Manfred Clynes (born 1925), a neurophysiologist whose family fled from Austria to Australia, published extensive data documenting the relationship between music, brain, and mind. His classical textbook Music, Mind, and Brain , published in 1982, is the benchmark of excellence in the field. The limbic system, consisting of thalamus, hypothalamus, amygdala, hippocampus, mammary bodies, and fornix, all subcortical structures in the brain, comprise the “anatomy of emotions.” They are responsible for the autonomic or the vegetative functions, such as breathing, appetite, body temperature, and moods (e.g., anger, sorrow, love, hatred, violence, compassion, sadness). Music brings about the excitation of the limbic system with corresponding changes in neurotransmitters, such as catecholamine, indolamine, dopamine, endorphin, and the latest, neuron growth hormone.

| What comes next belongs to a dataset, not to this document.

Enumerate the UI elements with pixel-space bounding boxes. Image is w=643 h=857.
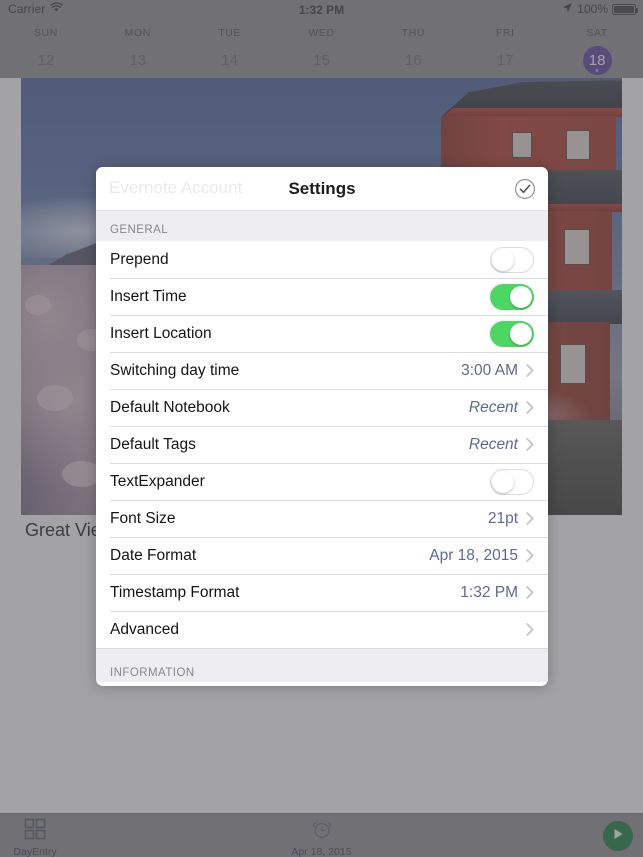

A Japanese geneticist and musician, Susumu Ohno (1929–2000), author of the seminal work Evolution by Gene Duplication (1970), was the first to propose the hypotheses of the Barr body and human paleopolyploidy and also contributed articles to the journal Immunogenetics . Ohno observed that music is like deoxyribonucleic acid (DNA) in repetition and development. For example, each organism’s genes are composed of strands of DNA, which are made up of four nucleotides containing the four amino acids—adenine, guanine, cytosine, and thymine. The order of these bases of repeated four is far from random. Indeed, within a gene, certain oligomers, which are short chains of bases arranged in a set sequence, frequently occur in a predictable manner. Ohno stated that this is hardly surprising because recurrence is rampant in nature. According to Ohno in his classical paper Genomes and Music , “evolution relies on gene duplication; very much like music, it requires changes in variations on themes. All and all, truly new coding sequences generated by modern organisms recapitulate the first prehistoric coding sequence of eons ago…” When Ohno assigned notes to each of the four bases—cystine for do , adenine for re and mi , guanine for fa and sol , thymine for la and ti , and cytosine again for do , the genes made music. And that music wasn’t just melodies repeating endlessly, because in genes, wrote Ohno, “the monotony created by the endless recurrence of these decamers, hexamers, and their derivatives is broken by refreshing appearances of tandomly recurring base oligomers that are not directly related.” For example, a section of the ribonucleic acid mouse gene for polymerase II sounds like music from genes that encode cell adhesion molecules, which sound like a musical score Debussy would have written. And the sequence of human X-linked phosphoglycerate kinase (the enzyme for breakdown of glucose) played on violin is hauntingly melancholy, as though reflecting the Weltschmerz of the gene that persevered for hundreds of millions year ago.